After selling his goods, Aubry's return party included 10 Americans, 6 Mexicans, and a Negro cook. Aubry wished to return to Santa Fe by as direct a route as possible. His party crossed the Tejon Pass on July 10, 1853 before reaching the Colorado River on July 23. Aubry's crossing point is estimated to be 20 mi north of the mouth of the Bill Williams River. From there his route is uncertain due to lack of place names. Aubry's descriptions of cedar, pine, and pinyon trees, combined with mentions of deep canyons, indicates he crossed Arizona's central mountains. Beginning on August 3 the party was harassed by a group of Indians that Aubry called "Garroteros". (Probably Yuman or Mohave) The harassment changed on August 14 when a chief, feigning friendship, approached Aubry's campsite. At the end of a meeting the chief took Aubry's right hand, a signal that resulted in his warriors pulling out hidden clubs and attacking Aubry's party. The attack resulted in nearly every member of the party being wounded but they were able to repel the attack with their Colt revolvers, killing 25 attackers and wounding others in the process. Following this the party continued to fight skimishes with the hostile natives until they reached Zuni Pueblo, New Mexico on September 6.

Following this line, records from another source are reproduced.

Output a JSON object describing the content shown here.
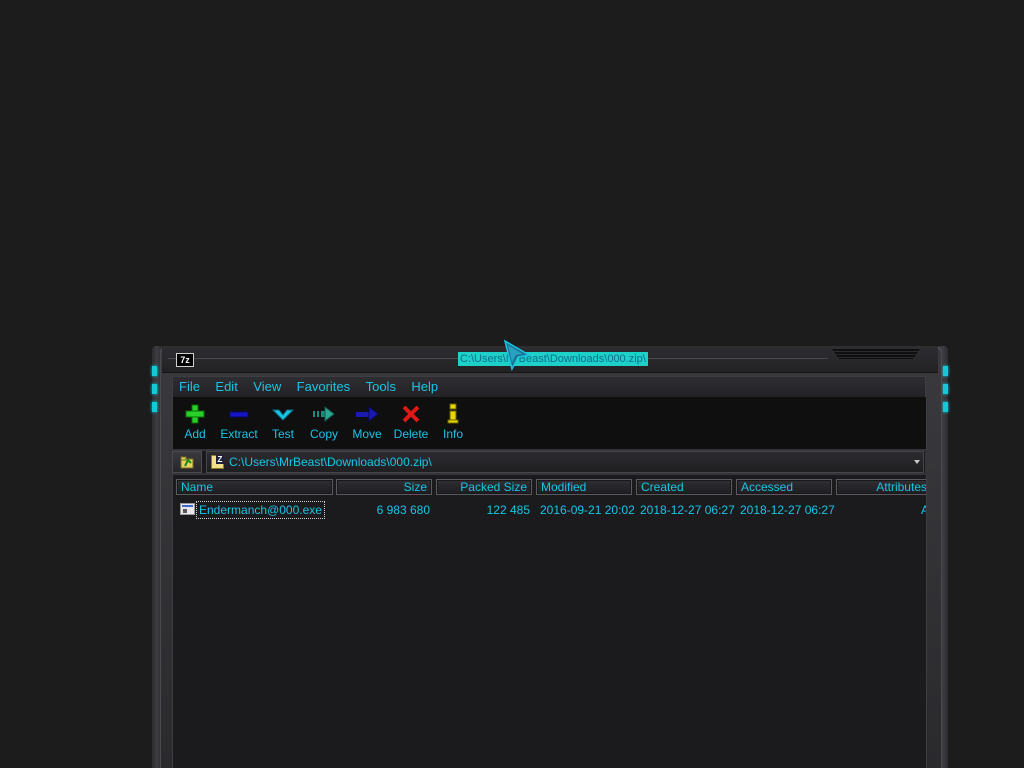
{
  "window": {
    "title": "C:\\Users\\MrBeast\\Downloads\\000.zip\\",
    "logo_text": "7z"
  },
  "menu": {
    "items": [
      "File",
      "Edit",
      "View",
      "Favorites",
      "Tools",
      "Help"
    ]
  },
  "toolbar": {
    "buttons": [
      {
        "label": "Add",
        "icon": "add-icon"
      },
      {
        "label": "Extract",
        "icon": "extract-icon"
      },
      {
        "label": "Test",
        "icon": "test-icon"
      },
      {
        "label": "Copy",
        "icon": "copy-icon"
      },
      {
        "label": "Move",
        "icon": "move-icon"
      },
      {
        "label": "Delete",
        "icon": "delete-icon"
      },
      {
        "label": "Info",
        "icon": "info-icon"
      }
    ]
  },
  "address": {
    "path": "C:\\Users\\MrBeast\\Downloads\\000.zip\\"
  },
  "file_list": {
    "columns": [
      "Name",
      "Size",
      "Packed Size",
      "Modified",
      "Created",
      "Accessed",
      "Attributes"
    ],
    "rows": [
      {
        "name": "Endermanch@000.exe",
        "size": "6 983 680",
        "packed_size": "122 485",
        "modified": "2016-09-21 20:02",
        "created": "2018-12-27 06:27",
        "accessed": "2018-12-27 06:27",
        "attributes": "A"
      }
    ]
  },
  "colors": {
    "accent_text": "#19c5e5",
    "background": "#1c1c1c",
    "title_highlight": "#1dd0c8"
  }
}
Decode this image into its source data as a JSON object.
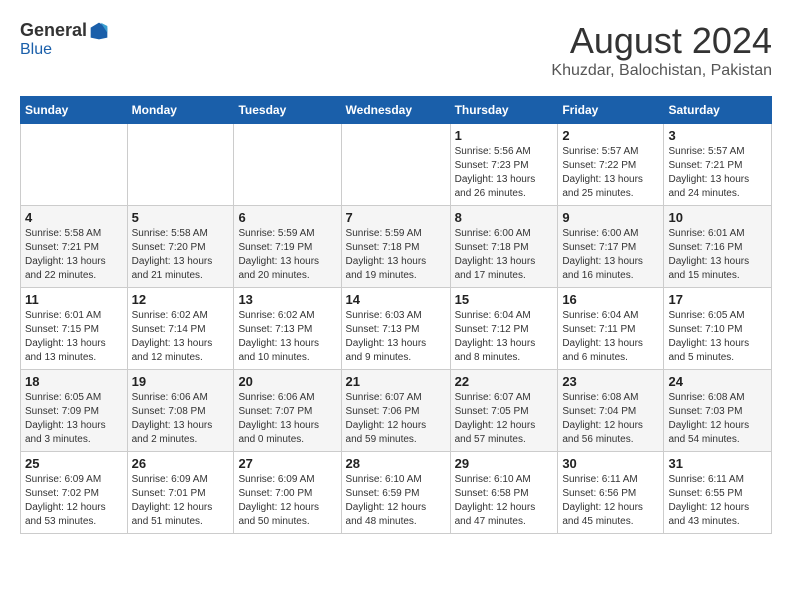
{
  "header": {
    "logo_general": "General",
    "logo_blue": "Blue",
    "month_year": "August 2024",
    "location": "Khuzdar, Balochistan, Pakistan"
  },
  "days_of_week": [
    "Sunday",
    "Monday",
    "Tuesday",
    "Wednesday",
    "Thursday",
    "Friday",
    "Saturday"
  ],
  "weeks": [
    [
      {
        "day": "",
        "info": ""
      },
      {
        "day": "",
        "info": ""
      },
      {
        "day": "",
        "info": ""
      },
      {
        "day": "",
        "info": ""
      },
      {
        "day": "1",
        "info": "Sunrise: 5:56 AM\nSunset: 7:23 PM\nDaylight: 13 hours\nand 26 minutes."
      },
      {
        "day": "2",
        "info": "Sunrise: 5:57 AM\nSunset: 7:22 PM\nDaylight: 13 hours\nand 25 minutes."
      },
      {
        "day": "3",
        "info": "Sunrise: 5:57 AM\nSunset: 7:21 PM\nDaylight: 13 hours\nand 24 minutes."
      }
    ],
    [
      {
        "day": "4",
        "info": "Sunrise: 5:58 AM\nSunset: 7:21 PM\nDaylight: 13 hours\nand 22 minutes."
      },
      {
        "day": "5",
        "info": "Sunrise: 5:58 AM\nSunset: 7:20 PM\nDaylight: 13 hours\nand 21 minutes."
      },
      {
        "day": "6",
        "info": "Sunrise: 5:59 AM\nSunset: 7:19 PM\nDaylight: 13 hours\nand 20 minutes."
      },
      {
        "day": "7",
        "info": "Sunrise: 5:59 AM\nSunset: 7:18 PM\nDaylight: 13 hours\nand 19 minutes."
      },
      {
        "day": "8",
        "info": "Sunrise: 6:00 AM\nSunset: 7:18 PM\nDaylight: 13 hours\nand 17 minutes."
      },
      {
        "day": "9",
        "info": "Sunrise: 6:00 AM\nSunset: 7:17 PM\nDaylight: 13 hours\nand 16 minutes."
      },
      {
        "day": "10",
        "info": "Sunrise: 6:01 AM\nSunset: 7:16 PM\nDaylight: 13 hours\nand 15 minutes."
      }
    ],
    [
      {
        "day": "11",
        "info": "Sunrise: 6:01 AM\nSunset: 7:15 PM\nDaylight: 13 hours\nand 13 minutes."
      },
      {
        "day": "12",
        "info": "Sunrise: 6:02 AM\nSunset: 7:14 PM\nDaylight: 13 hours\nand 12 minutes."
      },
      {
        "day": "13",
        "info": "Sunrise: 6:02 AM\nSunset: 7:13 PM\nDaylight: 13 hours\nand 10 minutes."
      },
      {
        "day": "14",
        "info": "Sunrise: 6:03 AM\nSunset: 7:13 PM\nDaylight: 13 hours\nand 9 minutes."
      },
      {
        "day": "15",
        "info": "Sunrise: 6:04 AM\nSunset: 7:12 PM\nDaylight: 13 hours\nand 8 minutes."
      },
      {
        "day": "16",
        "info": "Sunrise: 6:04 AM\nSunset: 7:11 PM\nDaylight: 13 hours\nand 6 minutes."
      },
      {
        "day": "17",
        "info": "Sunrise: 6:05 AM\nSunset: 7:10 PM\nDaylight: 13 hours\nand 5 minutes."
      }
    ],
    [
      {
        "day": "18",
        "info": "Sunrise: 6:05 AM\nSunset: 7:09 PM\nDaylight: 13 hours\nand 3 minutes."
      },
      {
        "day": "19",
        "info": "Sunrise: 6:06 AM\nSunset: 7:08 PM\nDaylight: 13 hours\nand 2 minutes."
      },
      {
        "day": "20",
        "info": "Sunrise: 6:06 AM\nSunset: 7:07 PM\nDaylight: 13 hours\nand 0 minutes."
      },
      {
        "day": "21",
        "info": "Sunrise: 6:07 AM\nSunset: 7:06 PM\nDaylight: 12 hours\nand 59 minutes."
      },
      {
        "day": "22",
        "info": "Sunrise: 6:07 AM\nSunset: 7:05 PM\nDaylight: 12 hours\nand 57 minutes."
      },
      {
        "day": "23",
        "info": "Sunrise: 6:08 AM\nSunset: 7:04 PM\nDaylight: 12 hours\nand 56 minutes."
      },
      {
        "day": "24",
        "info": "Sunrise: 6:08 AM\nSunset: 7:03 PM\nDaylight: 12 hours\nand 54 minutes."
      }
    ],
    [
      {
        "day": "25",
        "info": "Sunrise: 6:09 AM\nSunset: 7:02 PM\nDaylight: 12 hours\nand 53 minutes."
      },
      {
        "day": "26",
        "info": "Sunrise: 6:09 AM\nSunset: 7:01 PM\nDaylight: 12 hours\nand 51 minutes."
      },
      {
        "day": "27",
        "info": "Sunrise: 6:09 AM\nSunset: 7:00 PM\nDaylight: 12 hours\nand 50 minutes."
      },
      {
        "day": "28",
        "info": "Sunrise: 6:10 AM\nSunset: 6:59 PM\nDaylight: 12 hours\nand 48 minutes."
      },
      {
        "day": "29",
        "info": "Sunrise: 6:10 AM\nSunset: 6:58 PM\nDaylight: 12 hours\nand 47 minutes."
      },
      {
        "day": "30",
        "info": "Sunrise: 6:11 AM\nSunset: 6:56 PM\nDaylight: 12 hours\nand 45 minutes."
      },
      {
        "day": "31",
        "info": "Sunrise: 6:11 AM\nSunset: 6:55 PM\nDaylight: 12 hours\nand 43 minutes."
      }
    ]
  ]
}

Following his return to Albuquerque, Aubry gave a report of his journey to New Mexico Territorial Governor David Meriwether, writing, "I am satisfied that a railroad may be run almost mathematically direct from Zuñi to Colorado [the river], and from thence to the Tejon pass in California." He also spoke to Lt. Amiel W. Whipple who was preparing an exploration of the area through which Aubry had just traveled as part of the Pacific Railroad Surveys. Aubry's journey also discovered the presence of gold in what is now northern Arizona when he discovered the metal first near the Colorado River and claimed that it was being used by Indians for the manufacture of bullets. It was not however evident as to whether the Indians obtained their gold locally or if it was acquired from a different area and brought to the region.

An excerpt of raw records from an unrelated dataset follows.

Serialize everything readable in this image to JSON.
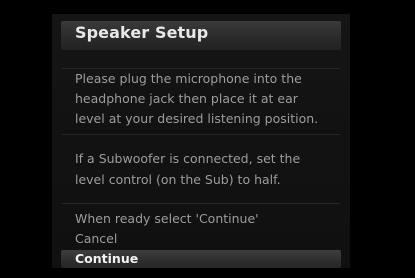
{
  "dialog": {
    "title": "Speaker Setup",
    "paragraph1": [
      "Please plug the microphone into the",
      "headphone jack then place it at ear",
      "level at your desired listening position."
    ],
    "paragraph2": [
      "If a Subwoofer is connected, set the",
      "level control (on the Sub) to half."
    ],
    "prompt": "When ready select 'Continue'",
    "menu": [
      {
        "label": "Cancel",
        "selected": false
      },
      {
        "label": "Continue",
        "selected": true
      }
    ]
  }
}
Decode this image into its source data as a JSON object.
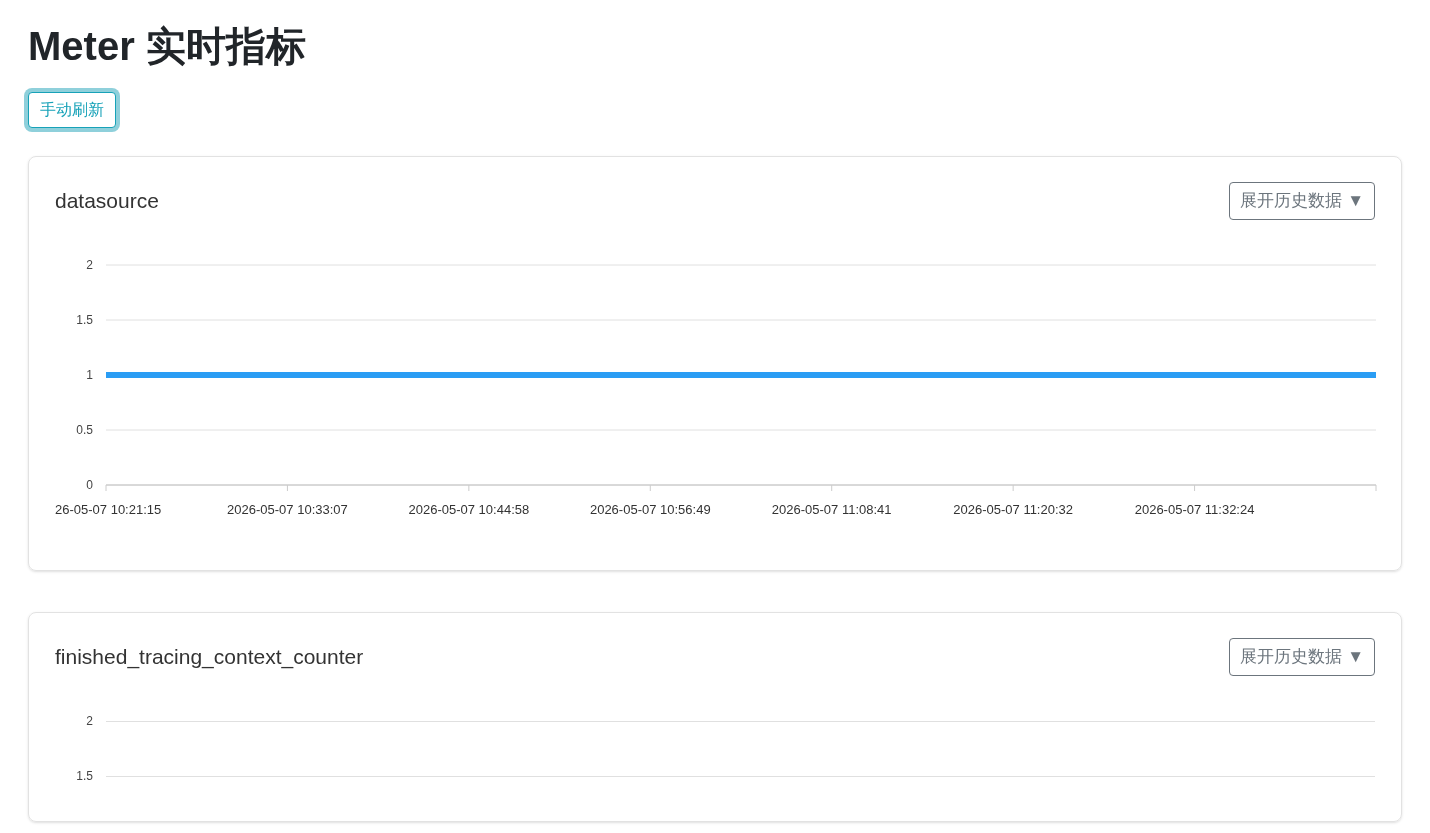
{
  "page": {
    "title": "Meter 实时指标"
  },
  "refresh_button": {
    "label": "手动刷新",
    "focused": true
  },
  "cards": [
    {
      "title": "datasource",
      "toggle": "展开历史数据 ▼",
      "chart_data": {
        "type": "line",
        "categories": [
          "26-05-07 10:21:15",
          "2026-05-07 10:33:07",
          "2026-05-07 10:44:58",
          "2026-05-07 10:56:49",
          "2026-05-07 11:08:41",
          "2026-05-07 11:20:32",
          "2026-05-07 11:32:24",
          null
        ],
        "series": [
          {
            "color": "#2a9df4",
            "values": [
              1,
              1,
              1,
              1,
              1,
              1,
              1,
              1
            ]
          }
        ],
        "ylim": [
          0,
          2
        ],
        "yticks": [
          0,
          0.5,
          1,
          1.5,
          2
        ]
      }
    },
    {
      "title": "finished_tracing_context_counter",
      "toggle": "展开历史数据 ▼",
      "y_axis_labels": [
        "2",
        "1.5"
      ]
    }
  ]
}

In late 1853, Aubry prepared to make a second trip to California.
With the assistance of other Santa Fe businessmen, he organized a drive consisting of 50,000 sheep. Aubry reached Los Angeles on January 10, 1854 before proceeding to San Francisco. After selling the sheep he prepared to return from San Jose, California on July 6 with a group of 60 men. This larger group traveled straight from San Jose to Albuquerque, arriving on August 18 without incident.

==Death==
Shortly after his arrival in Albuquerque, Aubry went to a store operated by the Mercure brothers to buy a drink. In the store he discovered Richard Hanson Weightman, a former Territorial Delegate to the United States Congress and editor of Albuquerque's Amigo Pais. Weightman had published an article with which Aubry had disagreed and an argument arose between the men. The argument escalated to a fight and Aubry drew his gun but was mortally wounded by Weightman's knife after the firearm misfired.
Following the incident, Weightman was arrested on murder charges but acquitted during the trial when it was decided he had acted in self-defense. Aubry was buried in Santa Fe's Rosaria Cemetery.

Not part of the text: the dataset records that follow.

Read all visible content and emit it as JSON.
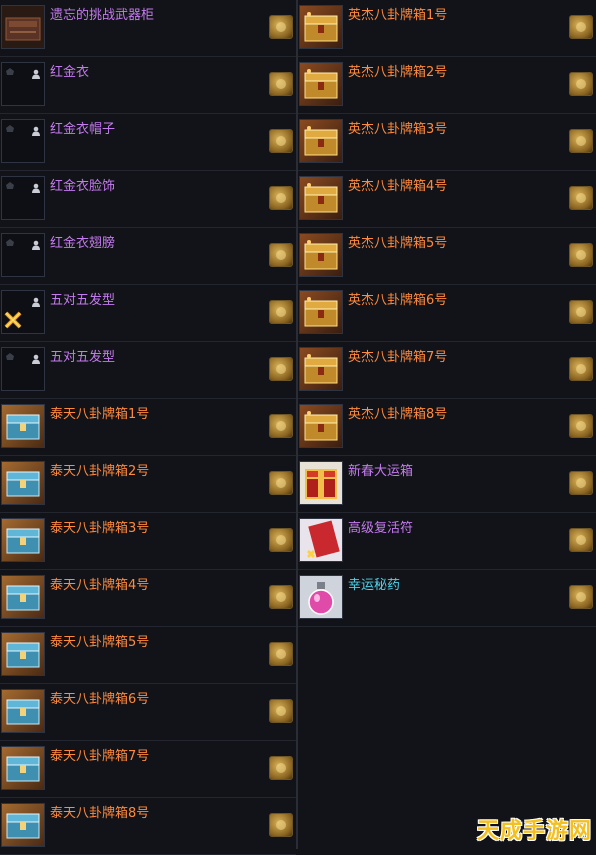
{
  "colors": {
    "purple": "#c57bf0",
    "orange": "#ff8a3c",
    "cyan": "#4fd2e8"
  },
  "left_items": [
    {
      "name": "遗忘的挑战武器柜",
      "color": "purple",
      "icon": "weapon-cabinet-icon",
      "bound": false
    },
    {
      "name": "红金衣",
      "color": "purple",
      "icon": "empty-slot-icon",
      "bound": true
    },
    {
      "name": "红金衣帽子",
      "color": "purple",
      "icon": "empty-slot-icon",
      "bound": true
    },
    {
      "name": "红金衣脸饰",
      "color": "purple",
      "icon": "empty-slot-icon",
      "bound": true
    },
    {
      "name": "红金衣翅膀",
      "color": "purple",
      "icon": "empty-slot-icon",
      "bound": true
    },
    {
      "name": "五对五发型",
      "color": "purple",
      "icon": "crossed-swords-icon",
      "bound": true
    },
    {
      "name": "五对五发型",
      "color": "purple",
      "icon": "empty-slot-icon",
      "bound": true
    },
    {
      "name": "泰天八卦牌箱1号",
      "color": "orange",
      "icon": "blue-chest-icon",
      "bound": false
    },
    {
      "name": "泰天八卦牌箱2号",
      "color": "orange",
      "icon": "blue-chest-icon",
      "bound": false
    },
    {
      "name": "泰天八卦牌箱3号",
      "color": "orange",
      "icon": "blue-chest-icon",
      "bound": false
    },
    {
      "name": "泰天八卦牌箱4号",
      "color": "orange",
      "icon": "blue-chest-icon",
      "bound": false
    },
    {
      "name": "泰天八卦牌箱5号",
      "color": "orange",
      "icon": "blue-chest-icon",
      "bound": false
    },
    {
      "name": "泰天八卦牌箱6号",
      "color": "orange",
      "icon": "blue-chest-icon",
      "bound": false
    },
    {
      "name": "泰天八卦牌箱7号",
      "color": "orange",
      "icon": "blue-chest-icon",
      "bound": false
    },
    {
      "name": "泰天八卦牌箱8号",
      "color": "orange",
      "icon": "blue-chest-icon",
      "bound": false
    }
  ],
  "right_items": [
    {
      "name": "英杰八卦牌箱1号",
      "color": "orange",
      "icon": "gold-chest-icon",
      "bound": false
    },
    {
      "name": "英杰八卦牌箱2号",
      "color": "orange",
      "icon": "gold-chest-icon",
      "bound": false
    },
    {
      "name": "英杰八卦牌箱3号",
      "color": "orange",
      "icon": "gold-chest-icon",
      "bound": false
    },
    {
      "name": "英杰八卦牌箱4号",
      "color": "orange",
      "icon": "gold-chest-icon",
      "bound": false
    },
    {
      "name": "英杰八卦牌箱5号",
      "color": "orange",
      "icon": "gold-chest-icon",
      "bound": false
    },
    {
      "name": "英杰八卦牌箱6号",
      "color": "orange",
      "icon": "gold-chest-icon",
      "bound": false
    },
    {
      "name": "英杰八卦牌箱7号",
      "color": "orange",
      "icon": "gold-chest-icon",
      "bound": false
    },
    {
      "name": "英杰八卦牌箱8号",
      "color": "orange",
      "icon": "gold-chest-icon",
      "bound": false
    },
    {
      "name": "新春大运箱",
      "color": "purple",
      "icon": "lucky-box-icon",
      "bound": false
    },
    {
      "name": "高级复活符",
      "color": "purple",
      "icon": "revive-talisman-icon",
      "bound": false
    },
    {
      "name": "幸运秘药",
      "color": "cyan",
      "icon": "potion-icon",
      "bound": false
    }
  ],
  "watermark": "天成手游网"
}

Following his death, Aubry's diary was discovered in his saddlebags. In September 1854, Missouri newspapers published an account of Aubry's final journey which spawned interest in a railroad route along the 35th parallel north. Eventually the Atlantic and Pacific Railroad was built mostly along the route that Aubry had explored.

==Legacy==
A number of places were named for the explorer, many spelled "Aubrey" due to misspellings by early map makers. Fort Aubrey, located in a place suggested by Aubry and used to protect the Aubrey Cutoff, is in Kansas. In Arizona, the town of Aubrey Landing (a.k.a. Aubry City or Aubry) was located near the confluence of the Colorado and Bill Williams Rivers, while two mountains, Aubrey Peak (Hualapai Mountains) and Aubrey Peak (Rawhide Mountains), are in Mohave County The Aubrey Valley, in Yavapai County, bears his name as does a street in Prescott.